At university, my control engineering courses are focused on a more theoretical approach, but the main message from our professors was clear: When designing a feedback controller (PID, H-infinity, MPC,...), always prove stability of the controlled system, check the robustness etc., and of course, always have an appropriate (identified) model of the plant. Essentially we were shown what could happen with a badly chosen controller and that a solid theoretical analysis is a must-have to avoid that.
So over the years I talked to electrical and mechanical engineers without that formal background who worked on controlled systems (but rather small systems that could fail without people getting hurt), and many of them never used the "theoretical tools" (some even didn't know what "Robustness" means) we were told to use. The electrical engineers espacially, simulated the system and if they were satisfied with the results they went with it. Even in some non-control-engineering text-books and a Udacity course a "trial of parameters until the behaviour seems okay" - approach was suggested for PID design, which "horrified" me (Note: even something like Ziegler-Nichols was very "discouraged" by one of our professors)

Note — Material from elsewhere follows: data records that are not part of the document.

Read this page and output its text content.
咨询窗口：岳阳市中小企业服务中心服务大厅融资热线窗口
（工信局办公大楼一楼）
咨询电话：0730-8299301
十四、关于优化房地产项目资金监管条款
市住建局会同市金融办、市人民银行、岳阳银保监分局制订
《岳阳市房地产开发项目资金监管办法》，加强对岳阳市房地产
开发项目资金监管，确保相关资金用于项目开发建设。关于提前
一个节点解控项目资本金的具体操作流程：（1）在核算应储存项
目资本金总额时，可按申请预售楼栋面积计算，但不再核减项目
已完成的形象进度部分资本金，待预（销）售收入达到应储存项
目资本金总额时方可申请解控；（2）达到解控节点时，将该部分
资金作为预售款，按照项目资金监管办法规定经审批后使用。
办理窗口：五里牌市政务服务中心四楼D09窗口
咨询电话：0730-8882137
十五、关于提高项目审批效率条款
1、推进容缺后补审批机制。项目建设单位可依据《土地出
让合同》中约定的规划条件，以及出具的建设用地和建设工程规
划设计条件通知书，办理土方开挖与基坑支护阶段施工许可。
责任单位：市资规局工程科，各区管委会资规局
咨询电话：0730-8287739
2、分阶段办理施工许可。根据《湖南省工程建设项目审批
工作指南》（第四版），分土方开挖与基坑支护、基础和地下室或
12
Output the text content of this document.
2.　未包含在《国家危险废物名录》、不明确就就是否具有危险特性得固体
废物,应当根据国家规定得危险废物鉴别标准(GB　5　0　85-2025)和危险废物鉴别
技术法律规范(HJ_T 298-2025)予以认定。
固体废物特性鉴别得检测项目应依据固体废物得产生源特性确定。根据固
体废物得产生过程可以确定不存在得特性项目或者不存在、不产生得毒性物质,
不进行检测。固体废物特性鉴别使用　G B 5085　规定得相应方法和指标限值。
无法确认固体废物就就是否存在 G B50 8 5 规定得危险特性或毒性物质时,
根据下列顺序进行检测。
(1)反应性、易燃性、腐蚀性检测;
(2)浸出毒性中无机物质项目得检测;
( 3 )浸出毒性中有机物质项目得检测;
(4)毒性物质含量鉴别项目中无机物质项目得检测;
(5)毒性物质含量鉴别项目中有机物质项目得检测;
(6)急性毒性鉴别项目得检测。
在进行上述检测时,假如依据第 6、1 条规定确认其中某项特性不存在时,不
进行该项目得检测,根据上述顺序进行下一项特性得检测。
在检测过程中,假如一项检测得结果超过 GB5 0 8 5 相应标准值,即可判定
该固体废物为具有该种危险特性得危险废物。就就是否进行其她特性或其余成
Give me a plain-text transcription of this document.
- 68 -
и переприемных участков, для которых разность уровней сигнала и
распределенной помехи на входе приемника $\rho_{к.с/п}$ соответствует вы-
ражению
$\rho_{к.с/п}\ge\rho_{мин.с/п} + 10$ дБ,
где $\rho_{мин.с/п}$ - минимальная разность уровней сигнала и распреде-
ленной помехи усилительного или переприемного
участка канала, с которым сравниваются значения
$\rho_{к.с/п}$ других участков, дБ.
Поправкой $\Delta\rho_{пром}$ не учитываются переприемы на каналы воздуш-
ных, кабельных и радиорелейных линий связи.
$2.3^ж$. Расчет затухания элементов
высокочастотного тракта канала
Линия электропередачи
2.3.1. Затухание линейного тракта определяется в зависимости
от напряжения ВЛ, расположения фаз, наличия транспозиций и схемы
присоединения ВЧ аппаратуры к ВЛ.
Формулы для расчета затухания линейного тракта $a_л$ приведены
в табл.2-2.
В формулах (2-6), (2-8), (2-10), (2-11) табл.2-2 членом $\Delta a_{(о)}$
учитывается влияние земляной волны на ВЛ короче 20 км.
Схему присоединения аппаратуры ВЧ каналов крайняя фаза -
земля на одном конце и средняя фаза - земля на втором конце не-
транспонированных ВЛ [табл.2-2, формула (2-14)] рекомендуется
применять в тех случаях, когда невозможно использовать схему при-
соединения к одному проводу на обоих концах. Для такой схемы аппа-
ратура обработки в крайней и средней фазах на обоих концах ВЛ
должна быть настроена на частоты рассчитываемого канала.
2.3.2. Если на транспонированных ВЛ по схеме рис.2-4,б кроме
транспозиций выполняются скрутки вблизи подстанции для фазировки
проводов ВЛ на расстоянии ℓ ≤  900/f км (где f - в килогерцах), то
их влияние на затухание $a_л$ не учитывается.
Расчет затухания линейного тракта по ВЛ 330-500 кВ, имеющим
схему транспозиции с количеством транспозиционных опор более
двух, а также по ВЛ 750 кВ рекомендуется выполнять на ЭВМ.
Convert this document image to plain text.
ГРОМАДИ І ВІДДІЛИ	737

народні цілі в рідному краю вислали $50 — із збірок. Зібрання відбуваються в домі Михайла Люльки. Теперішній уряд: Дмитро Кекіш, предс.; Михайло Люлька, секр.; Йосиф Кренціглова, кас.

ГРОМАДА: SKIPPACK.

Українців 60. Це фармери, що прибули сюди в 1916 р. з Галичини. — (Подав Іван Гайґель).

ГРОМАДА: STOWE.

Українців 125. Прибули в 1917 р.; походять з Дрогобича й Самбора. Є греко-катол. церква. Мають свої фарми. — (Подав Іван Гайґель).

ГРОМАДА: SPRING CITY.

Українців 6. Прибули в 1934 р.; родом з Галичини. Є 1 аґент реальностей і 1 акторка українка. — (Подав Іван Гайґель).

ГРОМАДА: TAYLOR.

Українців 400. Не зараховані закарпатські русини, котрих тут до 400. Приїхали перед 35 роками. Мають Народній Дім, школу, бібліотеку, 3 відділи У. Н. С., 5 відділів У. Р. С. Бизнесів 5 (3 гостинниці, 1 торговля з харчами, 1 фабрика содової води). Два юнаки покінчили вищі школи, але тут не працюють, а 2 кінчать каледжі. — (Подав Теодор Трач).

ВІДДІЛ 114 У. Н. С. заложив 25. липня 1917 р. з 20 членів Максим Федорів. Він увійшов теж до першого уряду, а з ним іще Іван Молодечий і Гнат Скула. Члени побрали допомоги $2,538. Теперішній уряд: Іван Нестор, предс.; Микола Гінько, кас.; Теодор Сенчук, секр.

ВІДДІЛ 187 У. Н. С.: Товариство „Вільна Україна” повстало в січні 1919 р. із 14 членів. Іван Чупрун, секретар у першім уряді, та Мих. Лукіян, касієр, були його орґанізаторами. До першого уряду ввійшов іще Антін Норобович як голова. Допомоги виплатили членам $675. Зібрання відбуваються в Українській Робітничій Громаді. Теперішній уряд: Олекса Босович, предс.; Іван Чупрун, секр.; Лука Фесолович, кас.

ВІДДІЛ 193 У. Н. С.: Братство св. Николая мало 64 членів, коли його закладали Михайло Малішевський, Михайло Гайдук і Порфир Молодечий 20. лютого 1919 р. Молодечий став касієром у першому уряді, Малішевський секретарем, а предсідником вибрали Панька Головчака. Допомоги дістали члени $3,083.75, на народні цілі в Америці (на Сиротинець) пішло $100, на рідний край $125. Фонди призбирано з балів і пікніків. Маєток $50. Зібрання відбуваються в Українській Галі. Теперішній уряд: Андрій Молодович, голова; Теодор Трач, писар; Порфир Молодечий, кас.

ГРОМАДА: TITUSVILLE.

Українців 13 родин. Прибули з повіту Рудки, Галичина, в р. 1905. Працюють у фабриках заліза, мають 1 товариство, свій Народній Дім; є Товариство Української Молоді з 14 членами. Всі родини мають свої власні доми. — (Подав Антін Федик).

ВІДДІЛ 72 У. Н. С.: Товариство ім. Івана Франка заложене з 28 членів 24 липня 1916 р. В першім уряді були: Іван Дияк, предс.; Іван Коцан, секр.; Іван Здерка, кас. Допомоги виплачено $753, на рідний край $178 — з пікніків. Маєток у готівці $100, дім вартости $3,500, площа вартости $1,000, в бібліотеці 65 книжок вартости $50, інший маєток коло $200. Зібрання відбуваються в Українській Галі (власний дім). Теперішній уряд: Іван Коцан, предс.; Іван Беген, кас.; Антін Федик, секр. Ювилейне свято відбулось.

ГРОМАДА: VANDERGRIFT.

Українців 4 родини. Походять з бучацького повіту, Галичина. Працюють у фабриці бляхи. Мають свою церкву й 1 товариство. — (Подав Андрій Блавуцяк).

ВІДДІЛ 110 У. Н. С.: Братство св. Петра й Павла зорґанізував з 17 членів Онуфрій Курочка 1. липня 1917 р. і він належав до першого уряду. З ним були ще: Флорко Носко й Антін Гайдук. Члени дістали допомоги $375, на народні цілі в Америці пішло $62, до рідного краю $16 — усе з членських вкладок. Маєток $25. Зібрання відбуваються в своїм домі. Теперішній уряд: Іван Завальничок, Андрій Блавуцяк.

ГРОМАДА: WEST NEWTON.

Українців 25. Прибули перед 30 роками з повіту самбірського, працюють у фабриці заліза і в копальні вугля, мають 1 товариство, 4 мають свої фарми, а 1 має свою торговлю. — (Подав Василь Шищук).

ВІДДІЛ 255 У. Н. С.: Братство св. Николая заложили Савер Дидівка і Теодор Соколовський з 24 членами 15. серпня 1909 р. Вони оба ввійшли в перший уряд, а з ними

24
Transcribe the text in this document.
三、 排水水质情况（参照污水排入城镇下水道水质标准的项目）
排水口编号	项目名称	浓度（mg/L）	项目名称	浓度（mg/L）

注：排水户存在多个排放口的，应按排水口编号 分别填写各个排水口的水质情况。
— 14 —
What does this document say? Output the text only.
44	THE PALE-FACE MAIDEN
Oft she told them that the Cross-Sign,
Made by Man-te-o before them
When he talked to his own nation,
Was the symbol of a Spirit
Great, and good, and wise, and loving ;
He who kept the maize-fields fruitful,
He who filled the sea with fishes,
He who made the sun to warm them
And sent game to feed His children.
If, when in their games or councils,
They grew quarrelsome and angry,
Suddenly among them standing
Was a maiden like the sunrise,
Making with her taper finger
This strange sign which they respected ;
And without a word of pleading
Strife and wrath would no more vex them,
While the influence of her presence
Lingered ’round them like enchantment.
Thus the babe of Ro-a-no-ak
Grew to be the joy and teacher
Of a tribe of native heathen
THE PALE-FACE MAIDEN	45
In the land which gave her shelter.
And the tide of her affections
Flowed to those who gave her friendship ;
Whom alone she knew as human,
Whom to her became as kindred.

The formal approaches seem to be important, but of course, the model is always imperfect (and are often costly to get) and often it worked in theory, but still had to be adjusted. Furthermore, I found it difficult to judge if a certain gain & phase margin actually is okay, or the control law of a sliding mode controller really stays small enough. Meaning you always have to see how it behaves in reality and do some iterations. But if you only do trial and error, you might have a system that works - until it doesn't.
So my question is: What is the most pragmatic approach here? Do some of you have some experience with control design and can you shed some light on this?